Es ist im September 2018, als Lázló Bánk mit 85 Jahren stirbt. Bereits mehrere Monate vorher hat die Diagnose der Ärzte sein baldiges Ableben angekündigt: Der Krebs ist bei dem gebürtigen Ungarn zurückgekehrt. Noch einmal will er einen Sommer am Balaton, in der alten Heimat, verbringen, noch einmal im See schwimmen. Seine Tochter Zsusza begleitet ihn. Doch viele unbeschwerte Tage sind ihnen nicht vergönnt. Noch in der Ferne verschlechtert sich sein Zustand. Eine Odyssee durch verschiedene Kliniken beginnt.
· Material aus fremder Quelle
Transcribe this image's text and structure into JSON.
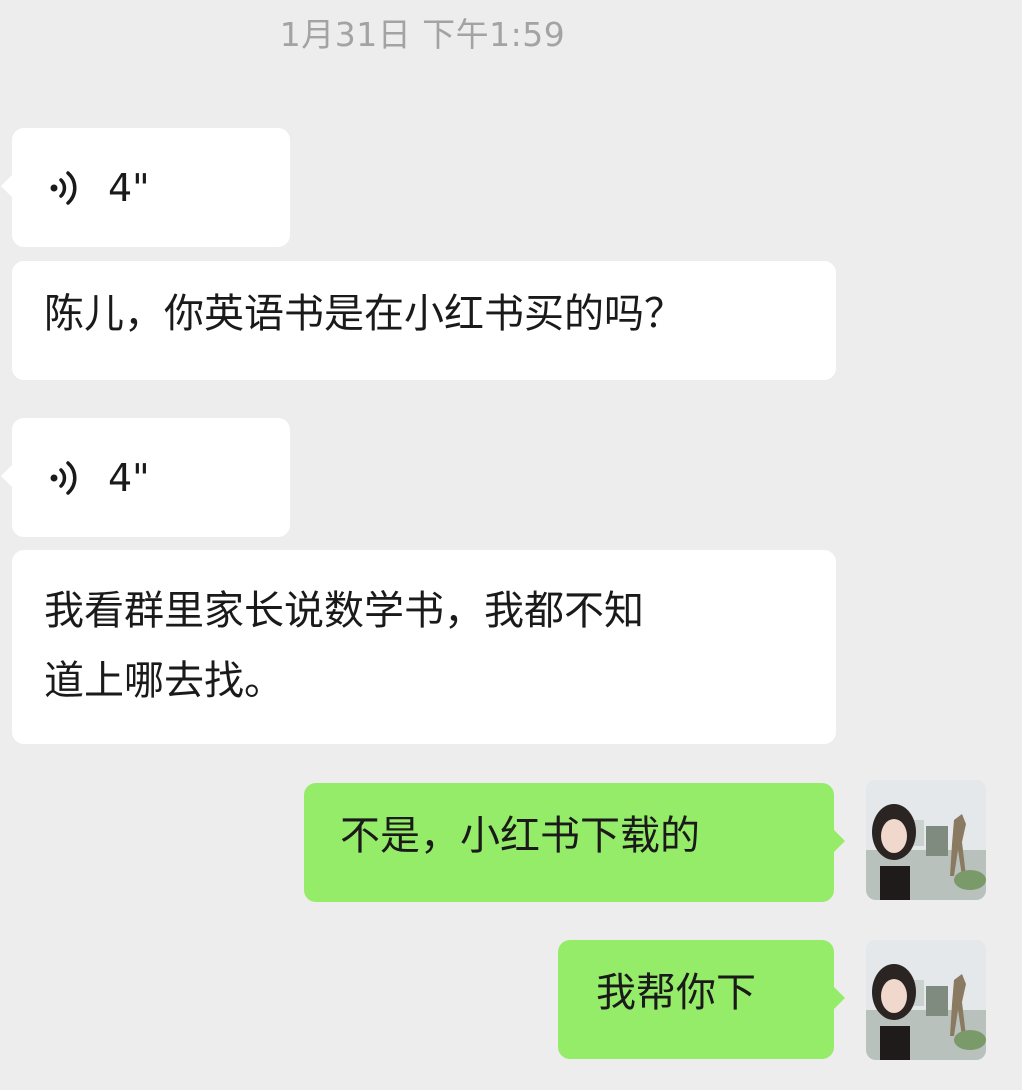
{
  "timestamp": "1月31日 下午1:59",
  "messages": [
    {
      "kind": "voice",
      "sender": "other",
      "duration": "4\""
    },
    {
      "kind": "text",
      "sender": "other",
      "text": "陈儿，你英语书是在小红书买的吗？"
    },
    {
      "kind": "voice",
      "sender": "other",
      "duration": "4\""
    },
    {
      "kind": "text",
      "sender": "other",
      "text_line1": "我看群里家长说数学书，我都不知",
      "text_line2": "道上哪去找。"
    },
    {
      "kind": "text",
      "sender": "me",
      "text": "不是，小红书下载的"
    },
    {
      "kind": "text",
      "sender": "me",
      "text": "我帮你下"
    }
  ],
  "colors": {
    "background": "#ededed",
    "incoming_bubble": "#ffffff",
    "outgoing_bubble": "#95ec69",
    "timestamp": "#a3a3a3"
  },
  "icons": {
    "voice": "voice-wave-icon",
    "avatar": "user-avatar-photo"
  }
}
„Sterben im Sommer“ ist ein Memoir von Zsusza Bánk.
Meine Meinung:
Das Buch besteht aus mehr als 70 Abschnitten, die nicht explizit als Kapitel gekennzeichnet sind. Erzählt wird in der Ich-Perspektive aus der Sicht der Tochter – allerdings nicht in chronologischer Reihenfolge: Immer wieder gibt es Rückblenden und Zeitsprünge, die recht unvermittelt auftauchen und sich daher nicht ganz einfach nachvollziehen lassen. Eine Ebene umfasst die jüngere Vergangenheit, die die Diagnose, die Leidenszeit, das Sterben und die Monate danach umfasst. Darüber hinaus handelt das Buch auch von der Geschichte von Zsuszas Familie mit Ereignissen vor ihrer Geburt und von ihren eigenen Erinnerungen an frühere Jahrzehnte. Auf mich machte der Aufbau leider bisweilen einen etwas chaotischen Eindruck.
Der Schreibstil ist poetisch und bildhaft. Die Autorin erzählt langsam, aber eindringlich und intensiv, wobei diese Wirkung auch durch häufige Wiederholungen und Betonungen entsteht.
Inhaltlich stehen der Vater und die Beziehung zu ihm im Vordergrund des Buches. Zwei Aspekte nehmen besonders viel Raum ein. Einerseits geht es um die Krankheit, das Leiden und schließlich den Tod. Dabei teilt die Autorin ihre ganz persönlichen Erfahrungen und Emotionen, die sie in dieser Zeit erlebt hat. Sie schildert das Sterben eines geliebten Menschen, die Hilflosigkeit angesichts seines Leidens und die anschließende Trauer. Was geschieht mit uns, wenn wir solche Situationen erleben? Andererseits spielt auch die Familiengeschichte der Bánks in dem Buch eine wichtige Rolle: die Flucht aus Ungarn nach Deutschland im Jahr 1965, die gemeinsamen Aufenthalte in der alten Heimat, die früheren Erinnerungen an den Vater, die Großeltern und andere Verwandte.
Durch die direkte Art des Erzählens und die offenherzigen Schilderungen hat mich das Buch immer wieder berührt und nachdenklich gemacht. In vielen Beschreibungen habe ich eigene Beobachtungen und Gefühle wiedererkannt. Auf 240 Seiten kommt es zwar zu der einen oder anderen Redundanz. Dennoch ist es der Autorin sehr gut gelungen, die unterschiedlichen Facetten der Trauer und des Todes allumfassend darzustellen. Gefallen hat mir auch, dass das Buch nicht düster, sondern hoffnungsvoll und versöhnlich endet.
Ich habe das Buch als ungekürzte Lesung angehört, gesprochen von Lisa Wagner, die als Interpretin mit ihrer akzentuierten Aussprache einen guten Job macht.
Das reduzierte, aber dennoch stimmungsvolle Cover spricht mich sehr an. Auch der prägnante Titel ist treffend gewählt.
Mein Fazit:
„Sterben im Sommer“ von Zsusza Bánk ist keine Wohlfühllektüre, aber ein sehr persönliches, ein offenes und authentisches Buch, das mich bewegen konnte.